I have such mixed emotions when I read about the sandwich generation - and please don't think this is designed to make anyone feel bad about complaining about parents, but it's something I rarely talk about in RL so it's nice to bore the crepeys with it discuss it with kind friends. As mine are both dead, I have no top covering to my sandwich - my salt beef and pickle has been exposed to the elements for quite a while now, and it sucks. On the one hand, I will never have to put my parents in a home (had to get a lot of carer-type help for my dad, which was bad enough) or see them lose their faculties - and that is a blessing I am aware of as I have friends with aging folks and watch them make agonising decisions, moving house, changing jobs, all sorts of things, in order to be able to cope with their resposibilities to their parents. I know that if they were here, my mum would be driving me crackers in many ways, or I would be complaining about having to traipse down to my Dad's AGAIN. My mum died very suddenly, no pain, which as well-meaning people have assured me is "the best way to go". Lucky her
, I guess, but not so lucky those who loved her and who will never get over the shock of losing someone without any kind of warning. And in my case, when I find myself yelling at my kids (as I did last night
in a style very reminiscent of my temperamental Ma), I wish with all my heart that I had time to sort out a few ishoos with her before she went. And my dad, who was the rock and safety of my childhood, turned out also to be the provider of my backbone, and took an enormous amount of my confidence with him when he went. I often wonder if they had lived longer, would I have found my own two feet earlier, or would I never have found them at all?

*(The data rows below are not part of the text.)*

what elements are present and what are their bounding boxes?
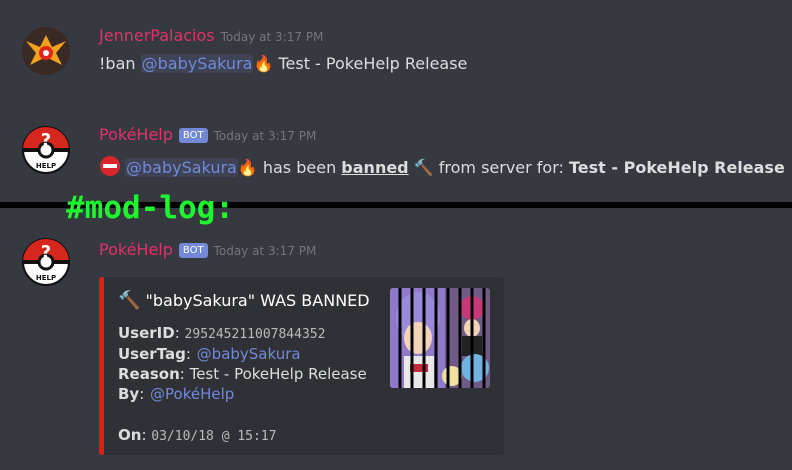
team-valor-avatar-icon[interactable]: [22, 27, 70, 75]
svg-text:HELP: HELP: [36, 162, 56, 170]
bot-mention[interactable]: @PokéHelp: [149, 385, 235, 403]
field-reason: Reason: Test - PokeHelp Release: [118, 365, 367, 383]
bot-tag: BOT: [178, 128, 208, 143]
timestamp: Today at 3:17 PM: [213, 244, 317, 258]
pokehelp-pokeball-avatar-icon[interactable]: ? HELP: [22, 126, 70, 174]
field-usertag: UserTag: @babySakura: [118, 345, 302, 363]
ban-embed: 🔨 "babySakura" WAS BANNED UserID: 295245…: [99, 277, 504, 455]
embed-thumbnail-image[interactable]: [390, 288, 490, 388]
fire-icon: 🔥: [253, 54, 274, 73]
message-content: @babySakura🔥 has been banned 🔨 from serv…: [99, 155, 785, 181]
hammer-icon: 🔨: [413, 158, 434, 177]
channel-label: #mod-log:: [66, 190, 234, 226]
fire-icon: 🔥: [237, 158, 258, 177]
svg-text:?: ?: [41, 242, 51, 263]
no-entry-icon: [99, 155, 121, 181]
embed-title: 🔨 "babySakura" WAS BANNED: [118, 290, 370, 311]
user-mention[interactable]: @babySakura: [125, 158, 238, 177]
user-mention[interactable]: @babySakura: [196, 345, 302, 363]
user-mention[interactable]: @babySakura: [140, 54, 254, 73]
hammer-icon: 🔨: [118, 290, 141, 311]
author-name[interactable]: PokéHelp: [99, 125, 173, 144]
banned-word: banned: [341, 158, 409, 177]
author-name[interactable]: JennerPalacios: [99, 26, 215, 45]
svg-text:?: ?: [41, 130, 51, 151]
author-name[interactable]: PokéHelp: [99, 240, 173, 259]
bot-tag: BOT: [178, 243, 208, 258]
ban-reason: Test - PokeHelp Release: [569, 158, 785, 177]
field-on: On: 03/10/18 @ 15:17: [118, 426, 277, 444]
svg-text:HELP: HELP: [36, 274, 56, 282]
timestamp: Today at 3:17 PM: [213, 129, 317, 143]
pokehelp-pokeball-avatar-icon[interactable]: ? HELP: [22, 238, 70, 286]
field-userid: UserID: 295245211007844352: [118, 324, 326, 342]
field-by: By: @PokéHelp: [118, 385, 235, 403]
timestamp: Today at 3:17 PM: [220, 30, 324, 44]
message-content: !ban @babySakura🔥 Test - PokeHelp Releas…: [99, 54, 468, 73]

I don't know what I'm trying to say really, only a version of "you don't know what you have til they're gone", but also that I agree with Herbs, no matter when they go, even at 96 (Stropps, how impressive
), they are still your mum and dad and you will miss them. Today would be my dad's 81st birthday - which is probably contributing the length of this drivel) and I am allowing myself a small unrealistically idealistic daydream about him being here to watch ds1 play cricket and tell me everything will be ok.